Νῦν γὰρ θεοί σ᾽ ὀρθοῦσι, πρόσθε δ᾽ ὤλλυσαν[1].

Voilà la pensée d’où l’Œdipe à Colone est sorti. À la fatalité impitoyable de la légende est substituée cette haute idée de la justice divine, à laquelle Sophocle fait plusieurs fois allusion dans ses drames, surtout pour en constater les défaillances[2]. Après une vie de malheur et d’opprobre, Œdipe, en mourant, se transfigure devant nous et devient presque un dieu.

Ici se pose une question grave : est-ce Sophocle qui a ainsi redressé les choses ? Cela semble vraisemblable.
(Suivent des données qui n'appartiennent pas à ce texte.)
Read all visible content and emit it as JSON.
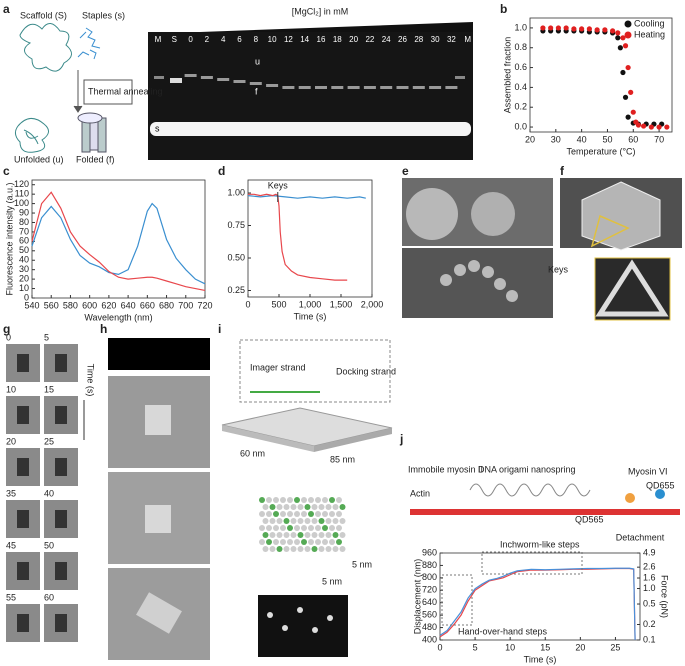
{
  "figure": {
    "panel_labels": [
      "a",
      "b",
      "c",
      "d",
      "e",
      "f",
      "g",
      "h",
      "i",
      "j"
    ],
    "a": {
      "scaffold": "Scaffold (S)",
      "staples": "Staples (s)",
      "annealing": "Thermal annealing",
      "unfolded": "Unfolded (u)",
      "folded": "Folded (f)",
      "gel_title": "[MgCl₂] in mM",
      "lanes": [
        "M",
        "S",
        0,
        2,
        4,
        6,
        8,
        10,
        12,
        14,
        16,
        18,
        20,
        22,
        24,
        26,
        28,
        30,
        32,
        "M"
      ],
      "band_u": "u",
      "band_f": "f",
      "band_s": "s"
    },
    "d": {
      "keys": "Keys"
    },
    "g": {
      "times": [
        0,
        5,
        10,
        15,
        20,
        25,
        35,
        40,
        45,
        50,
        55,
        60
      ],
      "axis": "Time (s)"
    },
    "i": {
      "imager": "Imager strand",
      "docking": "Docking strand",
      "width": "60 nm",
      "length": "85 nm",
      "spacing_v": "5 nm",
      "spacing_h": "5 nm"
    },
    "j": {
      "actin": "Actin",
      "myosin2": "Immobile myosin II",
      "spring": "DNA origami nanospring",
      "myosin6": "Myosin VI",
      "qd565": "QD565",
      "qd655": "QD655"
    }
  },
  "chart_data": [
    {
      "type": "scatter",
      "xlabel": "Temperature (°C)",
      "ylabel": "Assembled fraction",
      "xlim": [
        20,
        75
      ],
      "xticks": [
        20,
        30,
        40,
        50,
        60,
        70
      ],
      "ylim": [
        -0.05,
        1.1
      ],
      "yticks": [
        {
          "value": 0,
          "label": "0.0"
        },
        0.2,
        0.4,
        0.6,
        0.8,
        {
          "value": 1,
          "label": "1.0"
        }
      ],
      "legend": "upper right",
      "series": [
        {
          "name": "Cooling",
          "color": "#111111",
          "x": [
            25,
            28,
            31,
            34,
            37,
            40,
            43,
            46,
            49,
            52,
            54,
            55,
            56,
            57,
            58,
            60,
            62,
            65,
            68,
            71
          ],
          "values": [
            0.97,
            0.97,
            0.97,
            0.97,
            0.97,
            0.97,
            0.96,
            0.96,
            0.96,
            0.95,
            0.9,
            0.8,
            0.55,
            0.3,
            0.1,
            0.04,
            0.03,
            0.03,
            0.03,
            0.03
          ]
        },
        {
          "name": "Heating",
          "color": "#e02020",
          "x": [
            25,
            28,
            31,
            34,
            37,
            40,
            43,
            46,
            49,
            52,
            54,
            56,
            57,
            58,
            59,
            60,
            61,
            62,
            64,
            67,
            70,
            73
          ],
          "values": [
            1.0,
            1.0,
            1.0,
            1.0,
            0.99,
            0.99,
            0.99,
            0.98,
            0.98,
            0.97,
            0.95,
            0.9,
            0.82,
            0.6,
            0.35,
            0.15,
            0.05,
            0.02,
            0.01,
            0.0,
            0.0,
            0.0
          ]
        }
      ]
    },
    {
      "type": "line",
      "xlabel": "Wavelength (nm)",
      "ylabel": "Fluorescence intensity (a.u.)",
      "xlim": [
        540,
        720
      ],
      "xticks": [
        540,
        560,
        580,
        600,
        620,
        640,
        660,
        680,
        700,
        720
      ],
      "ylim": [
        0,
        125
      ],
      "yticks": [
        0,
        10,
        20,
        30,
        40,
        50,
        60,
        70,
        80,
        90,
        100,
        110,
        120
      ],
      "x": [
        540,
        550,
        560,
        570,
        580,
        590,
        600,
        610,
        620,
        630,
        640,
        650,
        660,
        665,
        670,
        680,
        690,
        700,
        710,
        720
      ],
      "series": [
        {
          "color": "#3a8fd0",
          "values": [
            55,
            85,
            97,
            85,
            62,
            45,
            37,
            33,
            27,
            25,
            30,
            55,
            92,
            100,
            95,
            62,
            42,
            30,
            20,
            15
          ]
        },
        {
          "color": "#e8474c",
          "values": [
            60,
            100,
            112,
            95,
            70,
            55,
            46,
            38,
            28,
            22,
            20,
            21,
            22,
            22,
            21,
            18,
            15,
            12,
            10,
            8
          ]
        }
      ]
    },
    {
      "type": "line",
      "xlabel": "Time (s)",
      "annotation": "Keys",
      "xlim": [
        0,
        2000
      ],
      "xticks": [
        0,
        500,
        {
          "value": 1000,
          "label": "1,000"
        },
        {
          "value": 1500,
          "label": "1,500"
        },
        {
          "value": 2000,
          "label": "2,000"
        }
      ],
      "ylim": [
        0.2,
        1.1
      ],
      "yticks": [
        0.25,
        {
          "value": 0.5,
          "label": "0.50"
        },
        0.75,
        {
          "value": 1,
          "label": "1.00"
        }
      ],
      "series": [
        {
          "color": "#3a8fd0",
          "x": [
            0,
            200,
            400,
            600,
            800,
            1000,
            1200,
            1400,
            1600,
            1800,
            1900
          ],
          "values": [
            0.98,
            0.97,
            0.98,
            0.97,
            0.96,
            0.97,
            0.96,
            0.97,
            0.96,
            0.97,
            0.96
          ]
        },
        {
          "color": "#e8474c",
          "x": [
            0,
            100,
            200,
            300,
            400,
            450,
            480,
            500,
            520,
            550,
            600,
            700,
            800,
            1000,
            1200,
            1400,
            1600
          ],
          "values": [
            0.99,
            0.99,
            0.98,
            0.99,
            0.98,
            0.99,
            0.98,
            0.9,
            0.7,
            0.55,
            0.45,
            0.4,
            0.37,
            0.35,
            0.34,
            0.33,
            0.33
          ]
        }
      ]
    },
    {
      "type": "line",
      "xlabel": "Time (s)",
      "ylabel": "Displacement (nm)",
      "y2label": "Force (pN)",
      "annotations": [
        "Inchworm-like steps",
        "Hand-over-hand steps",
        "Detachment"
      ],
      "xlim": [
        0,
        28.5
      ],
      "xticks": [
        0,
        5,
        10,
        15,
        20,
        25
      ],
      "ylim": [
        400,
        960
      ],
      "yticks": [
        400,
        480,
        560,
        640,
        720,
        800,
        880,
        960
      ],
      "y2lim": [
        0.1,
        4.9
      ],
      "y2log": true,
      "y2ticks": [
        0.1,
        0.2,
        0.5,
        {
          "value": 1,
          "label": "1.0"
        },
        1.6,
        2.6,
        4.9
      ],
      "x": [
        0,
        1,
        2,
        3,
        4,
        5,
        6,
        7,
        8,
        9,
        10,
        11,
        12,
        13,
        15,
        17,
        19,
        21,
        23,
        25,
        27,
        27.6,
        27.8
      ],
      "series": [
        {
          "color": "#e8474c",
          "values": [
            420,
            450,
            500,
            560,
            650,
            720,
            750,
            780,
            790,
            800,
            820,
            840,
            845,
            850,
            850,
            852,
            855,
            855,
            858,
            860,
            860,
            855,
            400
          ]
        },
        {
          "color": "#4a90d9",
          "values": [
            430,
            460,
            520,
            580,
            670,
            730,
            760,
            785,
            795,
            810,
            830,
            845,
            850,
            855,
            852,
            855,
            858,
            860,
            860,
            862,
            862,
            858,
            400
          ]
        }
      ]
    }
  ]
}
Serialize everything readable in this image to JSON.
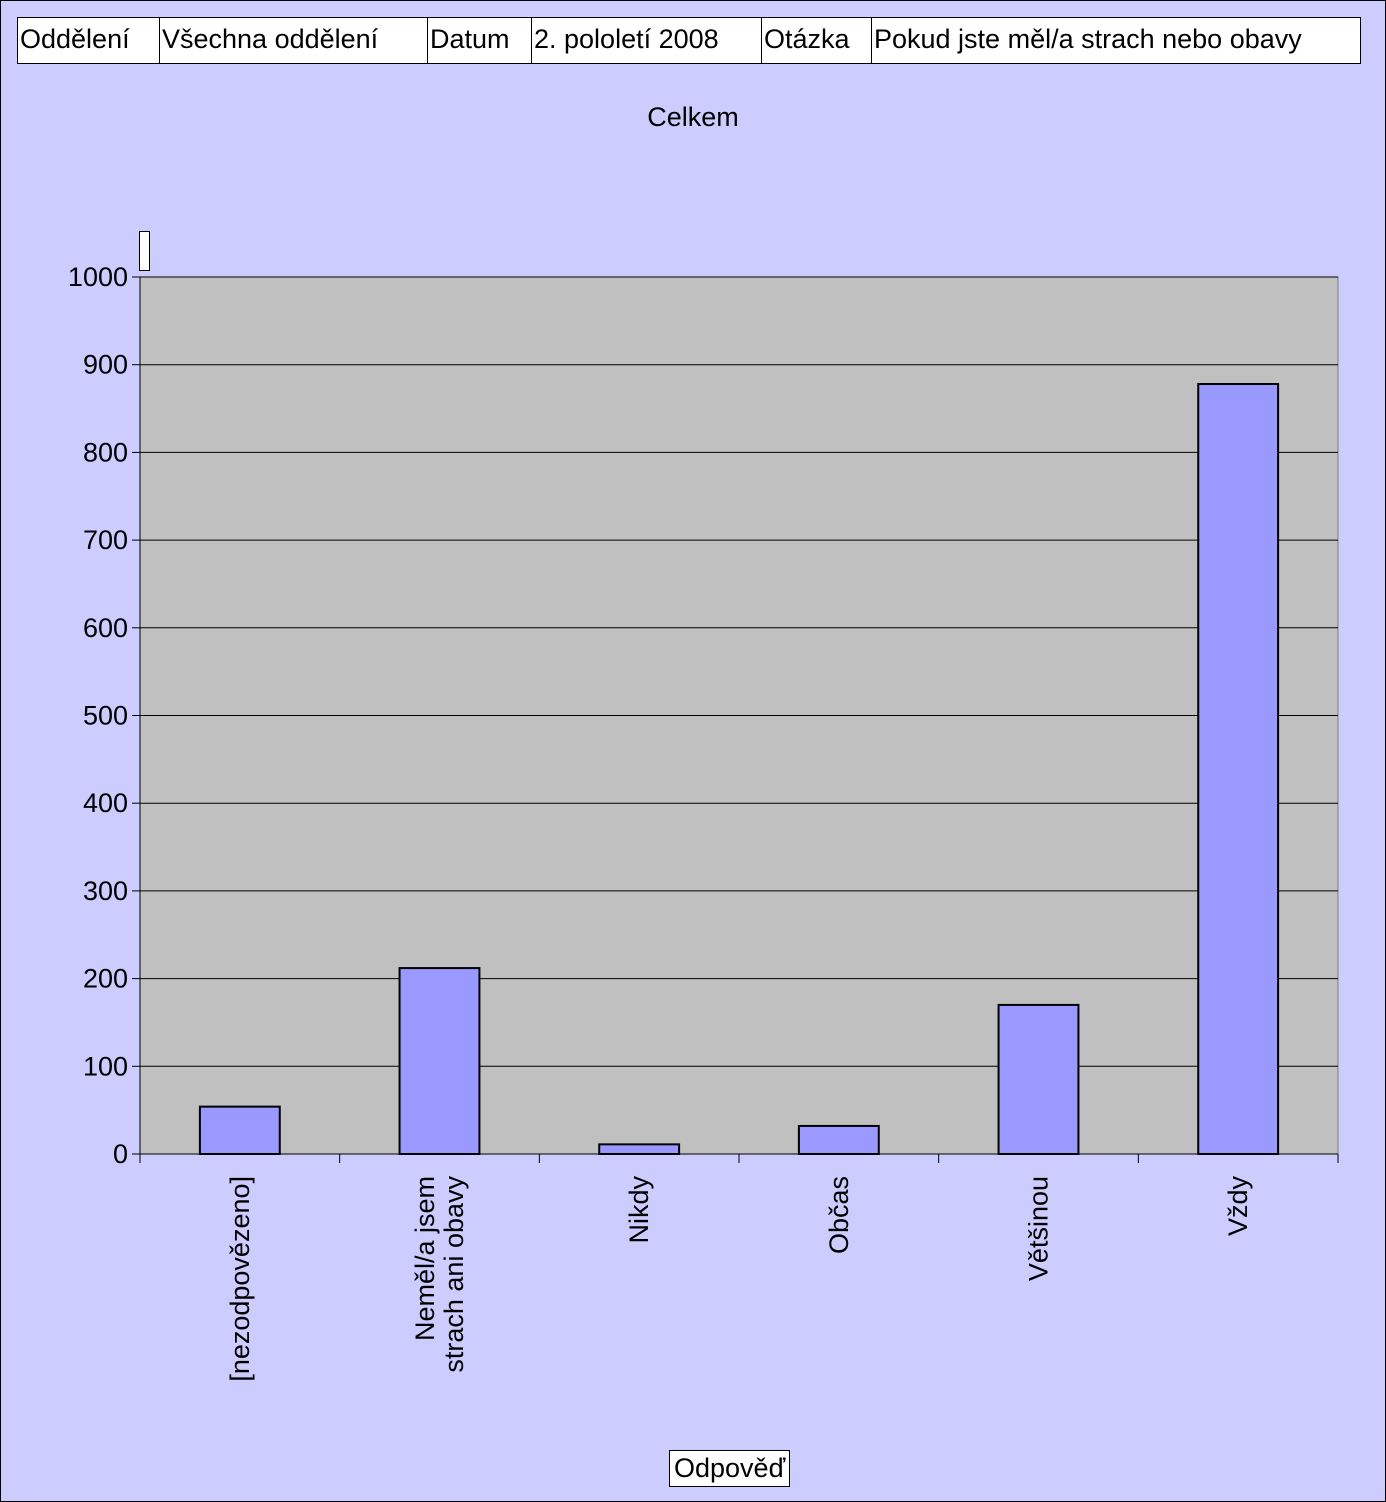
{
  "filter_bar": {
    "department_label": "Oddělení",
    "department_value": "Všechna oddělení",
    "date_label": "Datum",
    "date_value": "2. pololetí 2008",
    "question_label": "Otázka",
    "question_value": "Pokud jste měl/a strach nebo obavy"
  },
  "chart_data": {
    "type": "bar",
    "title": "Celkem",
    "xlabel": "Odpověď",
    "ylabel": "",
    "categories": [
      [
        "[nezodpovězeno]"
      ],
      [
        "Neměl/a jsem",
        "strach ani obavy"
      ],
      [
        "Nikdy"
      ],
      [
        "Občas"
      ],
      [
        "Většinou"
      ],
      [
        "Vždy"
      ]
    ],
    "values": [
      54,
      212,
      11,
      32,
      170,
      878
    ],
    "ylim": [
      0,
      1000
    ],
    "yticks": [
      0,
      100,
      200,
      300,
      400,
      500,
      600,
      700,
      800,
      900,
      1000
    ],
    "grid": true,
    "colors": {
      "background": "#ccccff",
      "plot_area": "#c0c0c0",
      "bar_fill": "#9999ff",
      "bar_stroke": "#000000"
    }
  }
}
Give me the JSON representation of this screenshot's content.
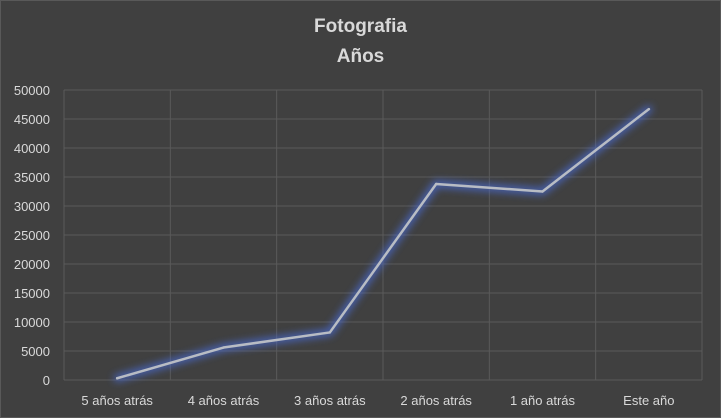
{
  "chart_data": {
    "type": "line",
    "title": "Fotografia",
    "subtitle": "Años",
    "categories": [
      "5 años atrás",
      "4 años atrás",
      "3 años atrás",
      "2 años atrás",
      "1 año atrás",
      "Este año"
    ],
    "series": [
      {
        "values": [
          300,
          5600,
          8200,
          33800,
          32500,
          46700
        ]
      }
    ],
    "ylim": [
      0,
      50000
    ],
    "yticks": [
      0,
      5000,
      10000,
      15000,
      20000,
      25000,
      30000,
      35000,
      40000,
      45000,
      50000
    ],
    "grid": true,
    "legend": "none",
    "colors": {
      "background": "#404040",
      "grid": "#5a5a5a",
      "line": "#b8bcc4",
      "glow": "#4a6ad0",
      "text": "#d9d9d9"
    }
  }
}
Dans les Phéniciennes, Œdipe reste celui que le Destin a dès sa naissance accablé de l’infortune la plus lourde qu’un homme ait jamais connue[3]. Pourtant, il va mourir à Colone, comme dans Sophocle, mais il ne prévoit pas encore la gloire qui l’y attend. S’il donne sa main à Antigone pour qu’elle l’y conduise, l’un et l’autre s’acheminent vers un exil qu’ils disent lamentable[4]. Ainsi, des deux poètes il semble que le plus novateur ait été cette fois le plus traditionnaliste.

Mais Euripide n’était pas né à Colone. Sophocle, comme il est constaté dans le premier Argument[5], a fait plaisir aux gens de son dème en y enterrant Œdipe. S’il avait mené chez eux un coupable, aurait-il obtenu ce résultat ? Il était donc obligé d’absoudre le criminel. Aussi a-t-il pris soin, comme on l’a vu, de faire proclamer pour

  1. Œd. à Col. 394. — Comparer ce que dit le chœur 1565 sq. au moment même où s’accomplit le relèvement d’Œdipe, quand il meurt.
  2. Antigone 922 sqq., Trach. 993 sqq., 1266 sqq., Philoct. 416 sqq., 428 sqq., 446 sqq., 1020 sqq.
  3. Phénic. 1595 sqq.
  4. Phénic. 1710 sqq.
  5. Ὅ (= τὸ δρᾶμα)… ἐποίησε, χαριζόμενος οὐ μόνον τῇ πατρίδι, ἀλλὰ καὶ τῷ ἑαυτοῦ δήμῳ.